Con el corazón espiritual, -situado el centro de nuestro pecho (chakra corazón)- abierto y limpio de toda distorsión, irá creando armonía emocional permanente.

Y desde esta base; equilibrio emocional en nuestro corazón y mente, gracias al poder clarificador de nuestra Conciencia, es como podemos vivir la vida de forma plena, honrando nuestras responsabilidades y con confianza absoluta en nuestros recursos ilimitados, cuando estamos conectados con la Conciencia Suprema.

Mis experiencias de vida

De siempre me sentí fascinada y curiosa por conocer el mundo dentro de las cárceles. No sé la razón pero me gustaba leer o ver películas con este tema. Cuando por fin pude entrar como voluntaria en una cárcel sentí que me era un sitio familiar. Pero se necesita tener templanza y autoridad para comunicarte y relacionarte con personas forzosamente tan endurecidas para poder sobrevivir en ese ambiente tan poco humano por un lado y tan sobrecogedor y sensible por otro.

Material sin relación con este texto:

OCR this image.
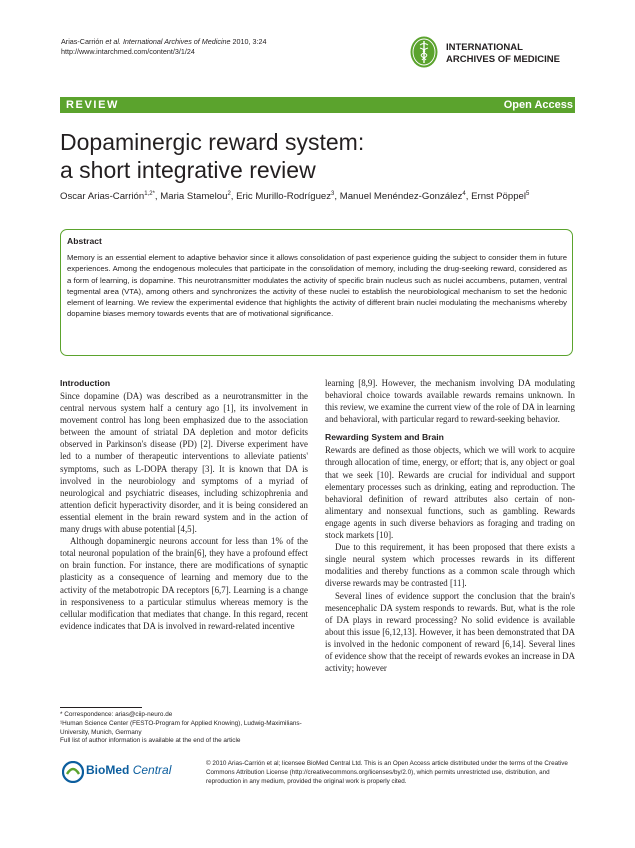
Arias-Carrión et al. International Archives of Medicine 2010, 3:24
http://www.intarchmed.com/content/3/1/24	INTERNATIONAL
ARCHIVES OF MEDICINE
REVIEW	Open Access
Dopaminergic reward system:
a short integrative review
Oscar Arias-Carrión$^{1,2*}$, Maria Stamelou$^2$, Eric Murillo-Rodríguez$^3$, Manuel Menéndez-González$^4$, Ernst Pöppel$^5$
Abstract
Memory is an essential element to adaptive behavior since it allows consolidation of past experience guiding the subject to consider them in future experiences. Among the endogenous molecules that participate in the consolidation of memory, including the drug-seeking reward, considered as a form of learning, is dopamine. This neurotransmitter modulates the activity of specific brain nucleus such as nuclei accumbens, putamen, ventral tegmental area (VTA), among others and synchronizes the activity of these nuclei to establish the neurobiological mechanism to set the hedonic element of learning. We review the experimental evidence that highlights the activity of different brain nuclei modulating the mechanisms whereby dopamine biases memory towards events that are of motivational significance.
Introduction

Since dopamine (DA) was described as a neurotransmitter in the central nervous system half a century ago [1], its involvement in movement control has long been emphasized due to the association between the amount of striatal DA depletion and motor deficits observed in Parkinson's disease (PD) [2]. Diverse experiment have led to a number of therapeutic interventions to alleviate patients' symptoms, such as L-DOPA therapy [3]. It is known that DA is involved in the neurobiology and symptoms of a myriad of neurological and psychiatric diseases, including schizophrenia and attention deficit hyperactivity disorder, and it is being considered an essential element in the brain reward system and in the action of many drugs with abuse potential [4,5].

Although dopaminergic neurons account for less than 1% of the total neuronal population of the brain[6], they have a profound effect on brain function. For instance, there are modifications of synaptic plasticity as a consequence of learning and memory due to the activity of the metabotropic DA receptors [6,7]. Learning is a change in responsiveness to a particular stimulus whereas memory is the cellular modification that mediates that change. In this regard, recent evidence indicates that DA is involved in reward-related incentive

learning [8,9]. However, the mechanism involving DA modulating behavioral choice towards available rewards remains unknown. In this review, we examine the current view of the role of DA in learning and behavioral, with particular regard to reward-seeking behavior.

Rewarding System and Brain

Rewards are defined as those objects, which we will work to acquire through allocation of time, energy, or effort; that is, any object or goal that we seek [10]. Rewards are crucial for individual and support elementary processes such as drinking, eating and reproduction. The behavioral definition of reward attributes also certain of non-alimentary and nonsexual functions, such as gambling. Rewards engage agents in such diverse behaviors as foraging and trading on stock markets [10].

Due to this requirement, it has been proposed that there exists a single neural system which processes rewards in its different modalities and thereby functions as a common scale through which diverse rewards may be contrasted [11].

Several lines of evidence support the conclusion that the brain's mesencephalic DA system responds to rewards. But, what is the role of DA plays in reward processing? No solid evidence is available about this issue [6,12,13]. However, it has been demonstrated that DA is involved in the hedonic component of reward [6,14]. Several lines of evidence show that the receipt of rewards evokes an increase in DA activity; however

* Correspondence: arias@ciip-neuro.de

¹Human Science Center (FESTO-Program for Applied Knowing), Ludwig-Maximilians-University, Munich, Germany

Full list of author information is available at the end of the article

BioMed Central	© 2010 Arias-Carrión et al; licensee BioMed Central Ltd. This is an Open Access article distributed under the terms of the Creative Commons Attribution License (http://creativecommons.org/licenses/by/2.0), which permits unrestricted use, distribution, and reproduction in any medium, provided the original work is properly cited.
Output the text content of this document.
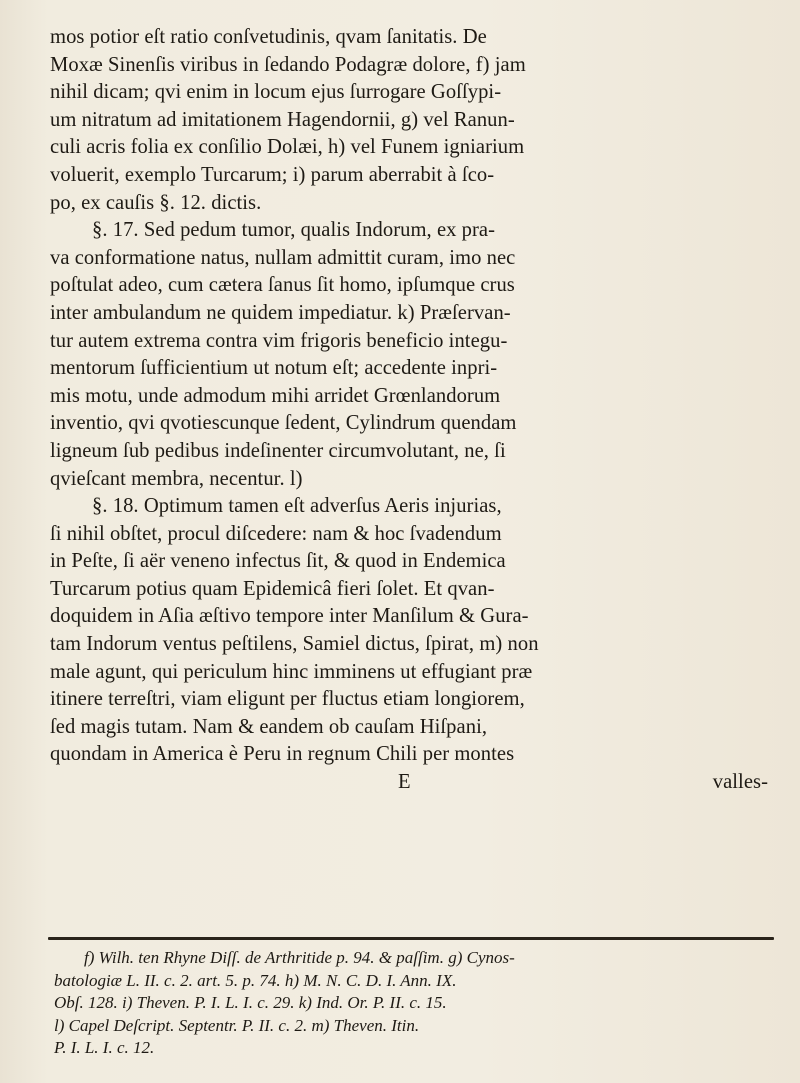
mos potior eſt ratio conſvetudinis, qvam ſanitatis. De
Moxæ Sinenſis viribus in ſedando Podagræ dolore, f) jam
nihil dicam; qvi enim in locum ejus ſurrogare Goſſypi-
um nitratum ad imitationem Hagendornii, g) vel Ranun-
culi acris folia ex conſilio Dolæi, h) vel Funem igniarium
voluerit, exemplo Turcarum; i) parum aberrabit à ſco-
po, ex cauſis §. 12. dictis.
§. 17. Sed pedum tumor, qualis Indorum, ex pra-
va conformatione natus, nullam admittit curam, imo nec
poſtulat adeo, cum cætera ſanus ſit homo, ipſumque crus
inter ambulandum ne quidem impediatur. k) Præſervan-
tur autem extrema contra vim frigoris beneficio integu-
mentorum ſufficientium ut notum eſt; accedente inpri-
mis motu, unde admodum mihi arridet Grœnlandorum
inventio, qvi qvotiescunque ſedent, Cylindrum quendam
ligneum ſub pedibus indeſinenter circumvolutant, ne, ſi
qvieſcant membra, necentur. l)
§. 18. Optimum tamen eſt adverſus Aeris injurias,
ſi nihil obſtet, procul diſcedere: nam & hoc ſvadendum
in Peſte, ſi aër veneno infectus ſit, & quod in Endemica
Turcarum potius quam Epidemicâ fieri ſolet. Et qvan-
doquidem in Aſia æſtivo tempore inter Manſilum & Gura-
tam Indorum ventus peſtilens, Samiel dictus, ſpirat, m) non
male agunt, qui periculum hinc imminens ut effugiant præ
itinere terreſtri, viam eligunt per fluctus etiam longiorem,
ſed magis tutam. Nam & eandem ob cauſam Hiſpani,
quondam in America è Peru in regnum Chili per montes
E	valles-
f) Wilh. ten Rhyne Diſſ. de Arthritide p. 94. & paſſim. g) Cynos-
batologiæ L. II. c. 2. art. 5. p. 74. h) M. N. C. D. I. Ann. IX.
Obſ. 128. i) Theven. P. I. L. I. c. 29. k) Ind. Or. P. II. c. 15.
l) Capel Deſcript. Septentr. P. II. c. 2. m) Theven. Itin.
P. I. L. I. c. 12.
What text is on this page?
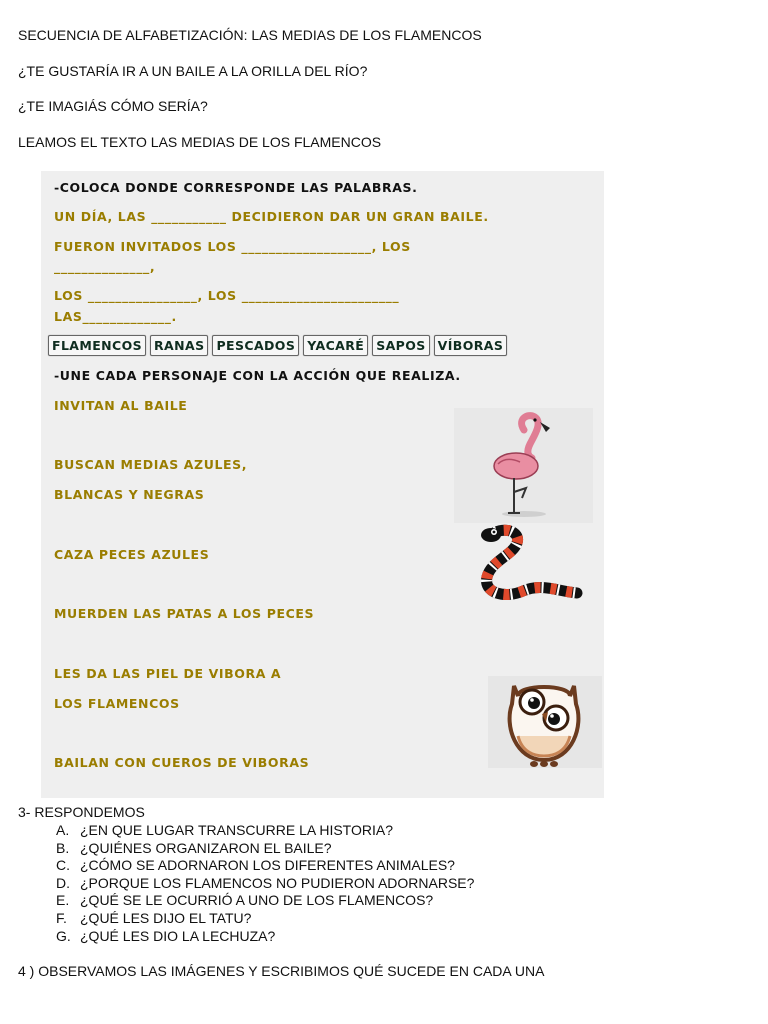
SECUENCIA DE ALFABETIZACIÓN: LAS MEDIAS DE LOS FLAMENCOS
¿TE GUSTARÍA IR A UN BAILE A LA ORILLA DEL RÍO?
¿TE IMAGIÁS CÓMO SERÍA?
LEAMOS EL TEXTO LAS MEDIAS DE LOS FLAMENCOS
-COLOCA DONDE CORRESPONDE LAS PALABRAS.
UN DÍA, LAS ___________ DECIDIERON DAR UN GRAN BAILE.
FUERON INVITADOS LOS ___________________, LOS
______________,
LOS ________________, LOS _______________________
LAS_____________.
FLAMENCOS RANAS PESCADOS YACARÉ SAPOS VÍBORAS
-UNE CADA PERSONAJE CON LA ACCIÓN QUE REALIZA.
INVITAN AL BAILE
BUSCAN MEDIAS AZULES,
BLANCAS Y NEGRAS
CAZA PECES AZULES
MUERDEN LAS PATAS A LOS PECES
LES DA LAS PIEL DE VIBORA A
LOS FLAMENCOS
BAILAN CON CUEROS DE VIBORAS
3- RESPONDEMOS
A. ¿EN QUE LUGAR TRANSCURRE LA HISTORIA?
B. ¿QUIÉNES ORGANIZARON EL BAILE?
C. ¿CÓMO SE ADORNARON LOS DIFERENTES ANIMALES?
D. ¿PORQUE LOS FLAMENCOS NO PUDIERON ADORNARSE?
E. ¿QUÉ SE LE OCURRIÓ A UNO DE LOS FLAMENCOS?
F. ¿QUÉ LES DIJO EL TATU?
G. ¿QUÉ LES DIO LA LECHUZA?
4 ) OBSERVAMOS LAS IMÁGENES Y ESCRIBIMOS QUÉ SUCEDE EN CADA UNA
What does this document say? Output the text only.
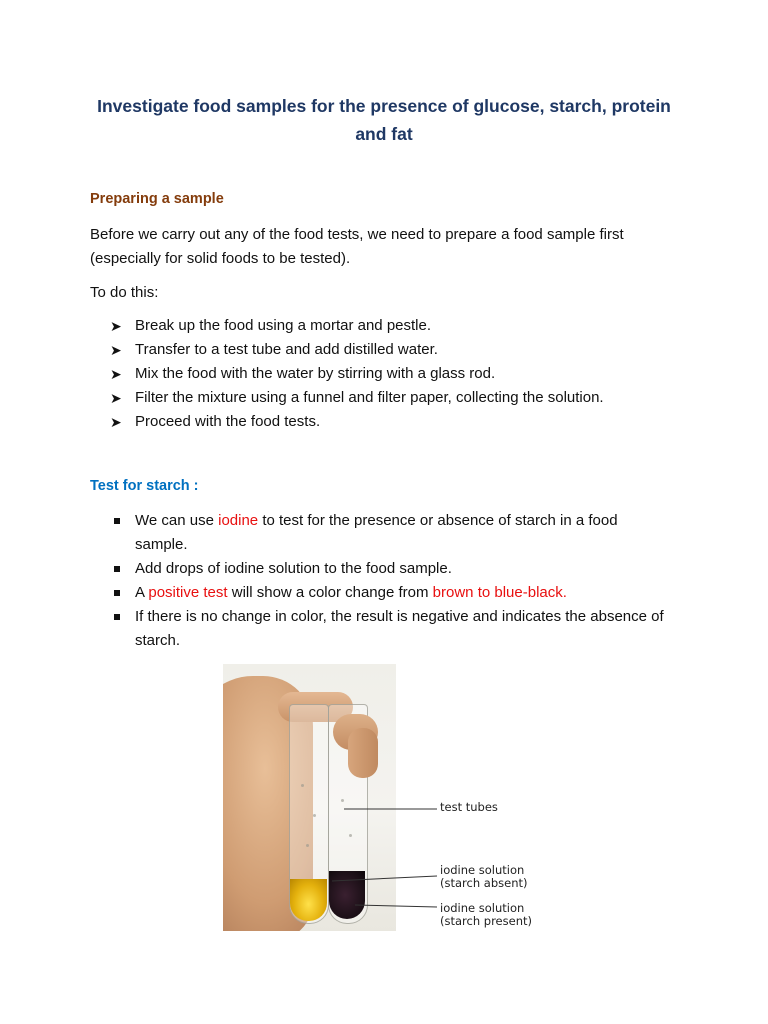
Investigate food samples for the presence of glucose, starch, protein
and fat
Preparing a sample

Before we carry out any of the food tests, we need to prepare a food sample first
(especially for solid foods to be tested).

To do this:

➤ Break up the food using a mortar and pestle.
➤ Transfer to a test tube and add distilled water.
➤ Mix the food with the water by stirring with a glass rod.
➤ Filter the mixture using a funnel and filter paper, collecting the solution.
➤ Proceed with the food tests.
Test for starch :
We can use iodine to test for the presence or absence of starch in a food sample.
Add drops of iodine solution to the food sample.
A positive test will show a color change from brown to blue-black.
If there is no change in color, the result is negative and indicates the absence of starch.
test tubes
iodine solution
(starch absent)
iodine solution
(starch present)
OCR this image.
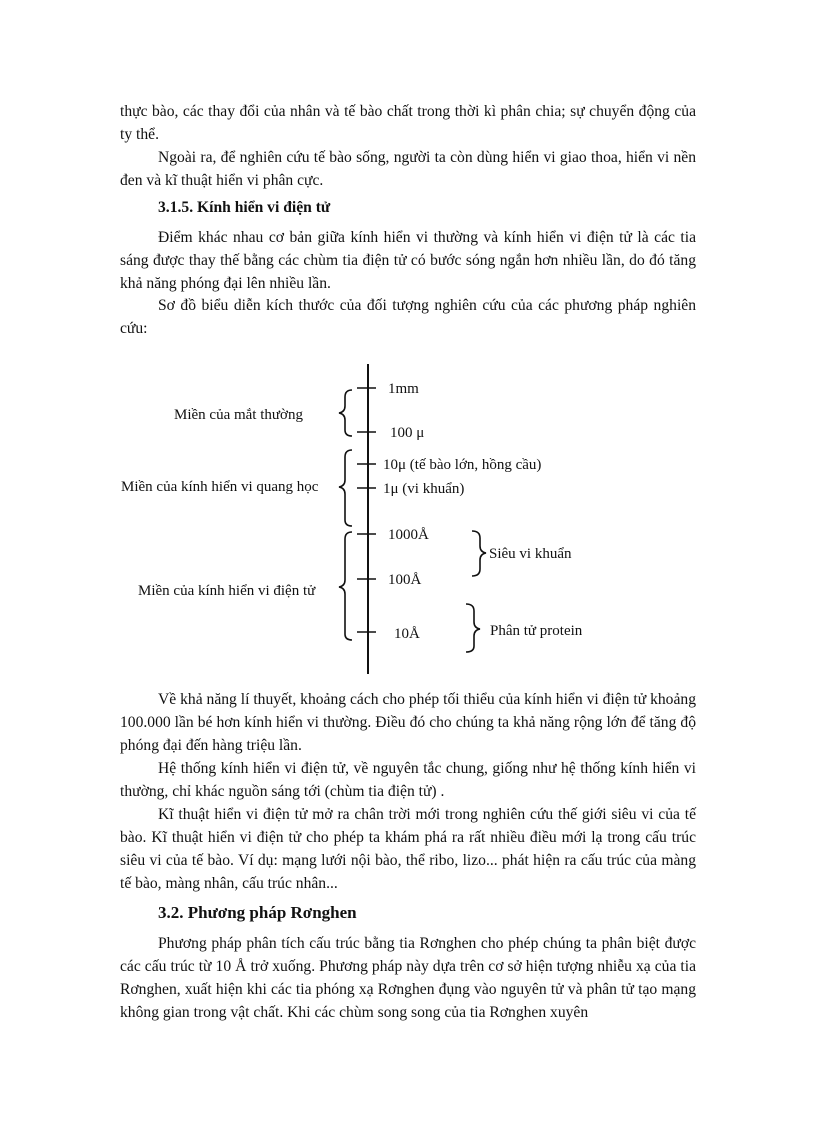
thực bào, các thay đổi của nhân và tế bào chất trong thời kì phân chia; sự chuyển động của ty thể.

Ngoài ra, để nghiên cứu tế bào sống, người ta còn dùng hiển vi giao thoa, hiển vi nền đen và kĩ thuật hiển vi phân cực.

3.1.5. Kính hiển vi điện tử

Điểm khác nhau cơ bản giữa kính hiển vi thường và kính hiển vi điện tử là các tia sáng được thay thế bằng các chùm tia điện tử có bước sóng ngắn hơn nhiều lần, do đó tăng khả năng phóng đại lên nhiều lần.

Sơ đồ biểu diễn kích thước của đối tượng nghiên cứu của các phương pháp nghiên cứu:

1mm
100 μ
10μ (tế bào lớn, hồng cầu)
1μ (vi khuẩn)
1000Å
100Å
10Å
Miền của mắt thường
Miền của kính hiển vi quang học
Miền của kính hiển vi điện tử
Siêu vi khuẩn
Phân tử protein

Về khả năng lí thuyết, khoảng cách cho phép tối thiểu của kính hiển vi điện tử khoảng 100.000 lần bé hơn kính hiển vi thường. Điều đó cho chúng ta khả năng rộng lớn để tăng độ phóng đại đến hàng triệu lần.

Hệ thống kính hiển vi điện tử, về nguyên tắc chung, giống như hệ thống kính hiển vi thường, chỉ khác nguồn sáng tới (chùm tia điện tử) .

Kĩ thuật hiển vi điện tử mở ra chân trời mới trong nghiên cứu thế giới siêu vi của tế bào. Kĩ thuật hiển vi điện tử cho phép ta khám phá ra rất nhiều điều mới lạ trong cấu trúc siêu vi của tế bào. Ví dụ: mạng lưới nội bào, thể ribo, lizo... phát hiện ra cấu trúc của màng tế bào, màng nhân, cấu trúc nhân...

3.2. Phương pháp Rơnghen

Phương pháp phân tích cấu trúc bằng tia Rơnghen cho phép chúng ta phân biệt được các cấu trúc từ 10 Å trở xuống. Phương pháp này dựa trên cơ sở hiện tượng nhiễu xạ của tia Rơnghen, xuất hiện khi các tia phóng xạ Rơnghen đụng vào nguyên tử và phân tử tạo mạng không gian trong vật chất. Khi các chùm song song của tia Rơnghen xuyên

Me formé en La Cruz Roja en “Primeros Auxilios Psicológicos” y “Atención a Mayores” y realicé un voluntariado en la Cárcel de Mujeres de Albolote, donde inicié en REIKI a algunas mujeres y las enseñé algunas herramientas para sobrellevar la vida tan llena de ansiedad que se vive allí dentro.

Fue una experiencia increíble, triste y gratificante a la vez. Frustrante pero de mucho aprendizaje. Imprescindible moverse allí dentro sin juicio y desde la compasión, viendo las miserias humanas y lo que la ignorancia y las bajas pasiones pueden hacer del ser humano.

Frustrante porque el ambiente allí dentro es tan denso .a parte de las drogas que circulan- que resulta muy difícil motivar a esas mujeres más allá de lo más inmediato como puede ser , por ejemplo, conseguir puntos de buena conducta para tener acceso a una llamada telefónica.

Experimenté cómo todo ser es capaz de mostrar su lado más tierno e inocente cuando se le brinda Amor. Pero para ello, en muchas de ellas, tienes que traspasar bastantes capas impermeables de desconfianza y miedo.

Conocí a mujeres fuertemente condicionadas por el entorno de la droga y la marginación en el que han crecido. Mujeres pertenecientes a una misma familia: hija, madre y abuela … como no conocen otra cosa, les parece normal, no hay en ellas deseo o voluntad de superación, porque la sociedad les niega también la integración. Entran y salen de la cárcel varias veces. Ni siquiera hay un sentimiento de resignación sino de acomodamiento en un submundo donde se lucha por cubrir las necesidades y placeres básicos y aceptan de antemano que así será toda su vida.

Aunque dí charlas y formé un grupo donde hacíamos ejercicios de relajación y visualizaciones guiadas, asistí principalmente a cuatro mujeres con las que conecté desde el primer momento y se iniciaron en REIKI. Tenían en común haber sido engañadas para transportar droga y fueron pilladas. Una de ellas, rusa, estaba terminando la carrera de abogacía.

Muchas mujeres estaban allí haciendo un voluntariado, y esta era la parte más conmovedora y esperanzadora; ver que existe la solidaridad y que la humanidad avanza desde el Amor desinteresado e incondicional.